Le critique cubain et historien d'art, Gerardo Mosquera, dit
que dans les Caraïbes " il existe une présence imbriquée,
reportée sur l'art, de la pensée magico-mythologique et de la
conscience moderne, la réalité ne se sépare pas de
l'imaginaire, l'habitude du mythe vivant n'empêche pas la
recherche contemporaine de l'art. La dualité est parfaitement
compatible ".
Cette immense richesse irradie toutes les époques :
précolombienne, coloniale, moderne et contemporaine, et il
faut se souvenir que la modernité n'a pas surgi au même moment
dans les divers pays et îles des Caraïbes, débutant à Cuba
dans les années 20, commençant à arriver dans les années 60
pour certaines îles anglophones.
Les premières manifestations d'art national, en ce qui
concerne modèles et lieux, transportaient la réalité
extérieure avec une tendance typique et coutumière (qui
continue à exister, surtout dans les très petites îles et
parmi les artistes qui ont voyagé hors de la région ).

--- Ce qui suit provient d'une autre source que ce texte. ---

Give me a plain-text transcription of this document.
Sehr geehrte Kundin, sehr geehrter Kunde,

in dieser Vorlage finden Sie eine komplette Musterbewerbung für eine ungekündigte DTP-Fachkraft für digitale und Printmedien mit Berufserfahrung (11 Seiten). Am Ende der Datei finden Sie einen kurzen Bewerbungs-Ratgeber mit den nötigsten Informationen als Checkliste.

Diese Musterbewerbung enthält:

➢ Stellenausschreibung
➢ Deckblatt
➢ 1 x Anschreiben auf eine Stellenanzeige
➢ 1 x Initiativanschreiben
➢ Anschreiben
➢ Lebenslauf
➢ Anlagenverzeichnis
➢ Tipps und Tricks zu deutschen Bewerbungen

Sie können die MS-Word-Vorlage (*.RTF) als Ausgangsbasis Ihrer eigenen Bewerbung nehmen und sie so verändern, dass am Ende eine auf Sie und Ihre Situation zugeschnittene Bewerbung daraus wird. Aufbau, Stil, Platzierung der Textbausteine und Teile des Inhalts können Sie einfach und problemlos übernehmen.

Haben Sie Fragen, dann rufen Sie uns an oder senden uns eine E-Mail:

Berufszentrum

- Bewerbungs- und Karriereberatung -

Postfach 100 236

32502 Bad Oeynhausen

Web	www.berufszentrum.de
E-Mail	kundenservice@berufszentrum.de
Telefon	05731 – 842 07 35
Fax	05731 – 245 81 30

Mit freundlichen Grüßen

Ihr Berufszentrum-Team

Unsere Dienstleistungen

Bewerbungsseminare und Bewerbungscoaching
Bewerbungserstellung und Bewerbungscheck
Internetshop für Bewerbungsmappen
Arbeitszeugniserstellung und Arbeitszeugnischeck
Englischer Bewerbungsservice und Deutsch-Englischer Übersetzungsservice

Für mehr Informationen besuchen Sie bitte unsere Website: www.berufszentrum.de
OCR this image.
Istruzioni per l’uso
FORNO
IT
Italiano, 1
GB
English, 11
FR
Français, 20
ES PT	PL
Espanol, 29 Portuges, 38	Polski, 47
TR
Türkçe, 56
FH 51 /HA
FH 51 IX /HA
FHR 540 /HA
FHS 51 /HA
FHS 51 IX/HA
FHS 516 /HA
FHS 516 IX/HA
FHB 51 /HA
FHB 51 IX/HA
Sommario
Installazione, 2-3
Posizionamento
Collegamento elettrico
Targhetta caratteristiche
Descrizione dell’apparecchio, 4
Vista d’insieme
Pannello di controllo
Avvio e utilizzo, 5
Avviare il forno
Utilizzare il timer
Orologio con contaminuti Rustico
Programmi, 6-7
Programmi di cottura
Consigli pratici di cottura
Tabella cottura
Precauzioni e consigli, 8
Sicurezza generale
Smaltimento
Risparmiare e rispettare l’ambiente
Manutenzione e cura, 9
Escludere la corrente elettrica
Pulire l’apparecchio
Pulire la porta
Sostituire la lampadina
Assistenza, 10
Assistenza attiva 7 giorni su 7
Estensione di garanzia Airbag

C'étaient des oeuvres purement descriptives,
dépourvues de connotations, métaphores et symboles. Un
néo-réalisme européanisant atteignait un degré de
fétichisation artistique souvent détaché des ethnies et
cultures locales. Même dans les revendications des chefs
locaux, des opposants, des héros et des martyrs de la liberté,
on ne trouvait pas de traits proprement antillais.
Une deuxième étape améliora considérablement
la situation de la créativité. La rupture consciente et
nécessaire avec le traditionalisme et l'académisme " obligé "
se produit.
Les croyances et légendes populaires se
reportent sur la plastique ; la sensibilité sensuelle et
émotionnelle des noirs et mulâtres joue un rôle déterminant;
le paysage se dote d'une âme et d'elfes ; un syncrétisme
délibéré allie différentes croyances religieuses et reconnaît
même l'intervention magique.
L'artiste caribéen commença alors à
pénétrer dans des zones cachées, à confondre la matière et
l'esprit (titre et contenu d'une période remarquable du
peintre dominicain, Fernando Peña Defillo ). Or, à l'époque
contemporaine, soit approximativement pendant les trois
dernières décades, l'intériorisation s'accentue, mélangée avec
des préoccupations révélatrices de la fin du siècle,alliant
les vieux et les nouveaux mythes (selon la classification de
Gillo Dorfles).
Les variations et fantaisies s'intensifient,
et nous pouvons y trouver depuis la re-interprétation de
traditions rurales et orales jusqu'à la démystification
d'institutions et de rites de la bourgeoisie Les croyances,
les rites, les objets de culte disparaissent, s'élaborent,
réapparaissent, comme un moyen de retourner à ses origines et
racines, laissant toute liberté pour que jaillisse, confondu
avec le langage créateur, un monde propre et visionnaire.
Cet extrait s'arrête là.